October 1, 2025: Maryland Online Data Privacy Act 

Rounding out the year, Maryland’s Online Data Privacy Act targets digital privacy with a focus on online data collection practices.  

• Consumer Rights: Provides Maryland residents the right to access, delete, correct, and obtain a copy of their personal data, and to opt out of data sales, targeted advertising, and profiling. 

• Sensitive Data Consent: Requires businesses to obtain explicit consent before processing sensitive personal data, such as health and biometric information. 

• Applicability Thresholds: Applies to businesses that process data of at least 100,000 Maryland residents or derive at least 50% of gross revenue from selling personal data. 

• Protection for Minors: Includes additional protections for minors under 18, with restrictions on data collection and targeted advertising. 

• Enforcement: Enforced by the Maryland Attorney General, without a private right of action, so only the Attorney General can take legal action for violations. 

Preparing for Compliance in 2025 

The upcoming wave of privacy laws reflects a growing trend across the U.S. toward stronger consumer data protections. Here are some key steps businesses should take to prepare: 

• Update Privacy Policies: Ensure privacy policies are up-to-date and clearly outline consumer rights, data use, and opt-out mechanisms. 

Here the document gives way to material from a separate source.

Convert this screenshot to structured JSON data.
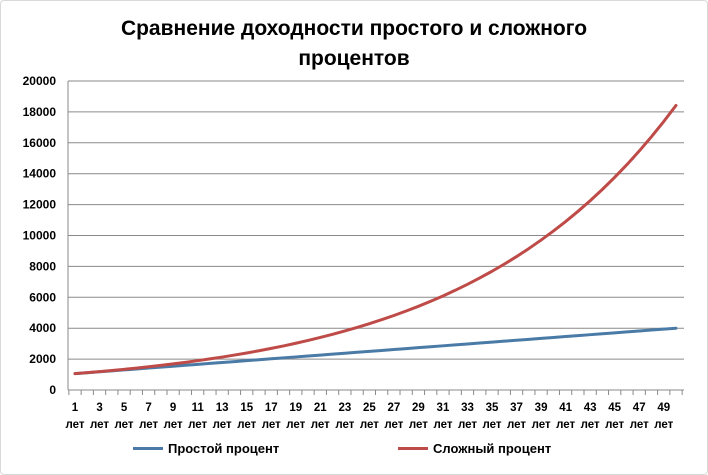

• Implement Data Security Measures: Strengthen data protection measures, especially for sensitive and high-risk data processing. 

• Conduct Regular Audits: Assess current data practices to identify potential compliance gaps and ensure adherence to state-specific laws. 

• Appoint a Data Protection Officer: For organizations in states requiring a DPO, consider hiring or appointing a qualified individual to oversee compliance. 

As privacy regulations expand across the U.S., 2025 will be a pivotal year for businesses that handle consumer data. From Delaware to Maryland, the 2025 privacy laws underscore the importance of transparency, consumer rights, and data security. For organizations, staying ahead of these changes is not just about compliance—it’s about fostering trust and maintaining a competitive edge in a privacy-conscious market. The journey to compliance may be complex, but by prioritizing data protection and respecting consumer rights, businesses can turn regulatory challenges into opportunities for growth and reputation-building. 

We will keep you apprised of any other 2025 privacy laws that may arise as other states seek to fill the void of a federal privacy law.